Some local ministers are learning to crouch, shove and hit, not to be superhero wannabes, but to protect their flocks in a violent world.

Jeff McKissack is spreading the Batman gospel to youth pastors in Dallas and across the country. He hopes to convert them into followers of the Keysi Fighting Method, the street fighting style used in recent cinematic blockbusters.

McKissack figures that pastors who know how to defend themselves against thugs can help protect the children they lead at church or on field trips to amusement parks or on mission travels.

“It’s a sign of the times,” he said.

On Friday, McKissack shared the technique with a small group of youth pastors in the Highland Park United Methodist Church basement.

Facing a painting of Jesus, and with techno music pounding, the youth pastors with padding pounded into each other.

They crossed their hands above their heads to block punches. They pivoted to avoid getting pummeled. They shoved each other around.

Those who attended Friday said they want to be prepared in case the unthinkable happens.

“People do crazy things, and we live in a crazy world,” said Galen Davis, a junior high youth pastor at Calvary Church in Irving. “I don’t think there’s anything wrong with learning to protect yourself.”

But don’t expect the pastors to be cruisin’ for bruisin’. Proponents stress that Keysi (pronounced kay-see) is a defensive strategy used only when someone else attacks.

“We’re not teaching people to find a fight,” McKissack said. “We’re teaching them what to do when the fight finds them.”

Jeff McKissack's Defense by Design

Stephen Lohoefer, junior high youth director at Highland Park United Methodist Church, says Keysi gives him peace of mind.

“It’s nice to know I have this skill set in my repertoire if needed,” he said.

Keysi also is a way to connect with kids. Children at church call Lohoefer Batman and ask him to show off his moves.

“All you have to do is say Batman and everyone’s head pops up,” Lohoefer said.

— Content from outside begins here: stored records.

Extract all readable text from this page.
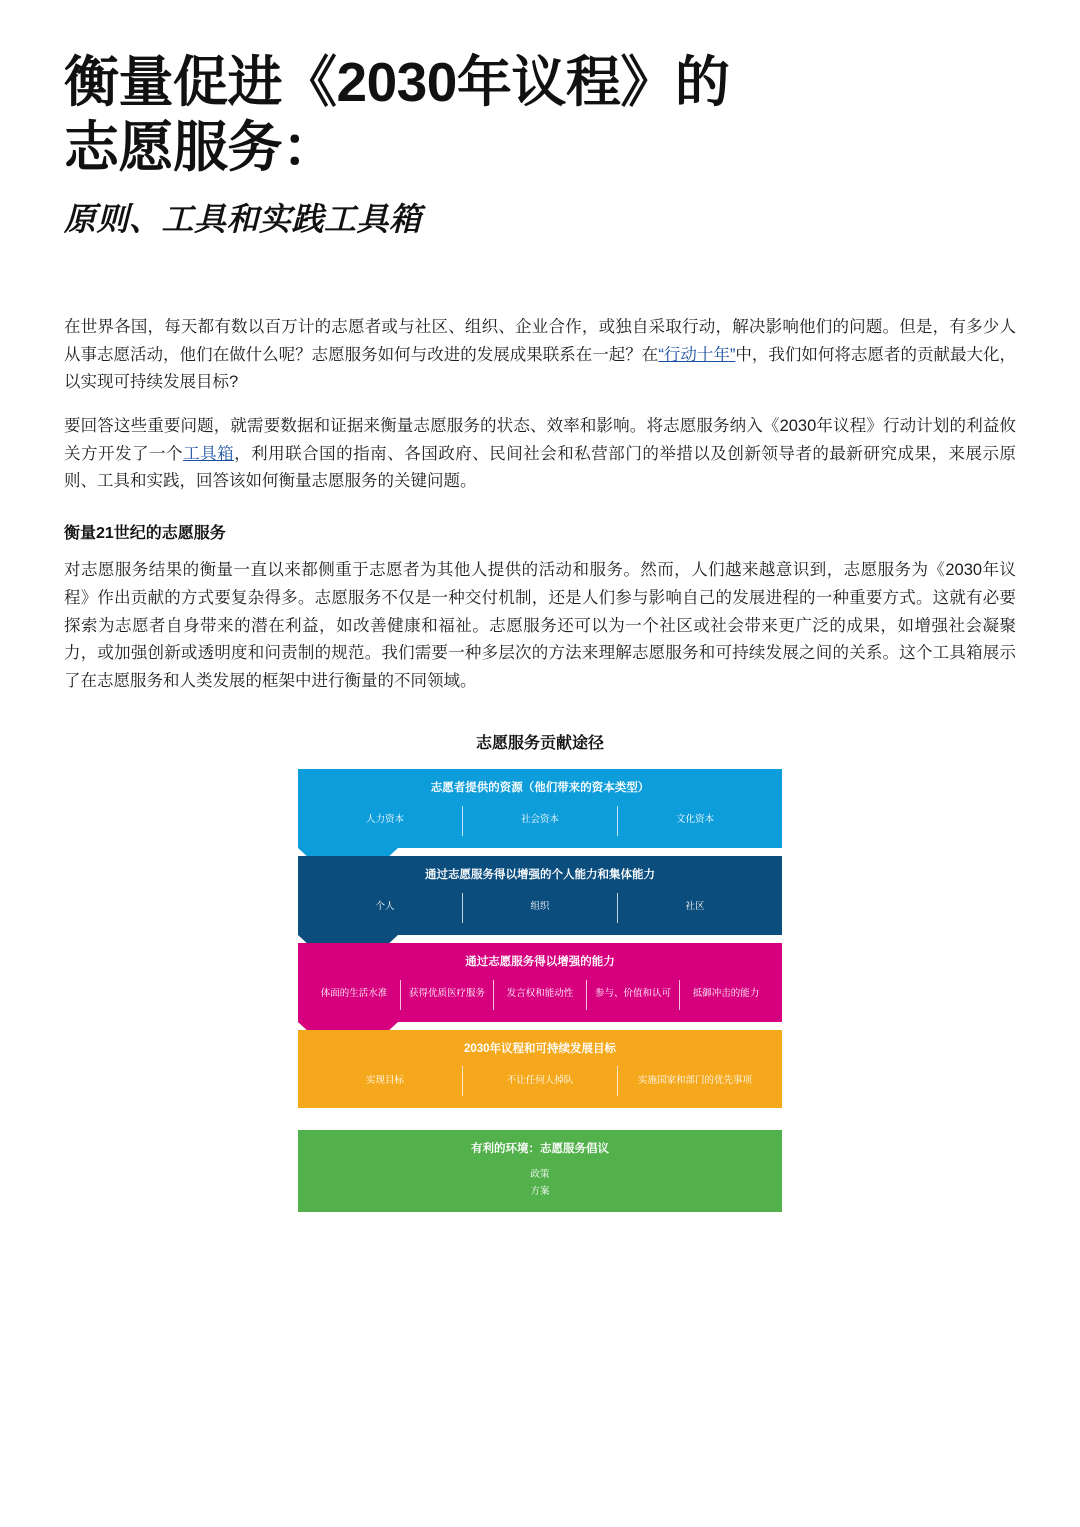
衡量促进《2030年议程》的
志愿服务：
原则、工具和实践工具箱

在世界各国，每天都有数以百万计的志愿者或与社区、组织、企业合作，或独自采取行动，解决影响他们的问题。但是，有多少人从事志愿活动，他们在做什么呢？志愿服务如何与改进的发展成果联系在一起？在“行动十年”中，我们如何将志愿者的贡献最大化，以实现可持续发展目标?

要回答这些重要问题，就需要数据和证据来衡量志愿服务的状态、效率和影响。将志愿服务纳入《2030年议程》行动计划的利益攸关方开发了一个工具箱，利用联合国的指南、各国政府、民间社会和私营部门的举措以及创新领导者的最新研究成果，来展示原则、工具和实践，回答该如何衡量志愿服务的关键问题。

衡量21世纪的志愿服务

对志愿服务结果的衡量一直以来都侧重于志愿者为其他人提供的活动和服务。然而，人们越来越意识到，志愿服务为《2030年议程》作出贡献的方式要复杂得多。志愿服务不仅是一种交付机制，还是人们参与影响自己的发展进程的一种重要方式。这就有必要探索为志愿者自身带来的潜在利益，如改善健康和福祉。志愿服务还可以为一个社区或社会带来更广泛的成果，如增强社会凝聚力，或加强创新或透明度和问责制的规范。我们需要一种多层次的方法来理解志愿服务和可持续发展之间的关系。这个工具箱展示了在志愿服务和人类发展的框架中进行衡量的不同领域。

志愿服务贡献途径
志愿者提供的资源（他们带来的资本类型）
人力资本	社会资本	文化资本
通过志愿服务得以增强的个人能力和集体能力
个人	组织	社区
通过志愿服务得以增强的能力
体面的生活水准	获得优质医疗服务	发言权和能动性	参与、价值和认可	抵御冲击的能力
2030年议程和可持续发展目标
实现目标	不让任何人掉队	实施国家和部门的优先事项
有利的环境：志愿服务倡议
政策
方案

Davis plans to use his skills when reaching out to children who don’t attend his church.

“If that gets kids into the church, they see that, ‘Wow, church can be fun,’ ” he said. “This isn’t just a religious thing. These youth pastors can be really fun guys, and these guys aren’t dorks with their huge Bibles.”

Robert Cirtin, a Missouri-based church safety consultant, said he worries that Keysi might not be simple enough for people to remember in an emergency. He suggests that pastors consider taking more traditional self-defense classes. But he added that Keysi could be useful.

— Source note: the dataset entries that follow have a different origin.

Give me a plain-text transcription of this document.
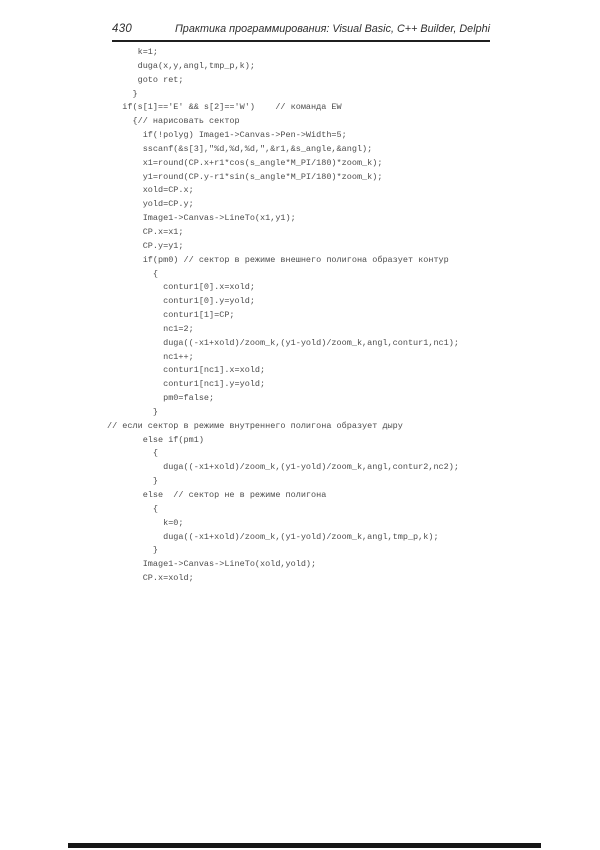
430	Практика программирования: Visual Basic, C++ Builder, Delphi
k=1;
duga(x,y,angl,tmp_p,k);
goto ret;
}
if(s[1]=='E' && s[2]=='W')    // команда EW
{// нарисовать сектор
if(!polyg) Image1->Canvas->Pen->Width=5;
sscanf(&s[3],"%d,%d,%d,",&r1,&s_angle,&angl);
x1=round(CP.x+r1*cos(s_angle*M_PI/180)*zoom_k);
y1=round(CP.y-r1*sin(s_angle*M_PI/180)*zoom_k);
xold=CP.x;
yold=CP.y;
Image1->Canvas->LineTo(x1,y1);
CP.x=x1;
CP.y=y1;
if(pm0) // сектор в режиме внешнего полигона образует контур
{
contur1[0].x=xold;
contur1[0].y=yold;
contur1[1]=CP;
nc1=2;
duga((-x1+xold)/zoom_k,(y1-yold)/zoom_k,angl,contur1,nc1);
nc1++;
contur1[nc1].x=xold;
contur1[nc1].y=yold;
pm0=false;
}
// если сектор в режиме внутреннего полигона образует дыру
else if(pm1)
{
duga((-x1+xold)/zoom_k,(y1-yold)/zoom_k,angl,contur2,nc2);
}
else  // сектор не в режиме полигона
{
k=0;
duga((-x1+xold)/zoom_k,(y1-yold)/zoom_k,angl,tmp_p,k);
}
Image1->Canvas->LineTo(xold,yold);
CP.x=xold;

“Doing this is better than doing nothing,” Cirtin said. “It does get you to think in terms of your surroundings.”

Many churches could do much more to protect their worshipers, said Cirtin, a former pastor and police officer. Churches are vulnerable because they’re designed to be open to the public, he said.

“Churches are beginning to wake up a little bit,” Cirtin said. “Most churches are in denial.”

Once unthinkable, violence is seeping into churches. Deadly shootings took place in New Jersey in November and in Tennessee in July.

At Fort Worth’s Wedgwood Baptist Church in 1999, a gunman killed seven and injured seven before killing himself in a 10-minute shooting spree.

In 2007, two gun-wielding robbers tied up security guards at First Baptist Church in downtown Dallas and stole thousands of dollars in church property.

Back in the Highland Park church basement, Phil Dieke, the church’s senior high youth director, was sweating. He finds Keysi useful and he doesn’t think it conflicts with the Bible.

“As Christians, we’re not meant to be stomped on,” he said.

McKissack plans to promote Keysi at youth pastor conferences nationwide. He’s encouraging pastors to sign up for an extensive May training program that costs up to $3,000.

Keysi was born in the 1950s, when Spanish gypsies used it in street fighting. Now it’s on the big screen because, movie directors say, Keysi makes fighting look more real.

McKissack, who has taught crime prevention to tens of thousands of children and adults across the country, became a Keysi fan when he first saw it, in Batman Begins.

McKissack said he was impressed by Keysi’s practicality there aren’t high-level kicks or acrobatics.

“It’s tapping into that primal instinct that is there for our survival,” he said.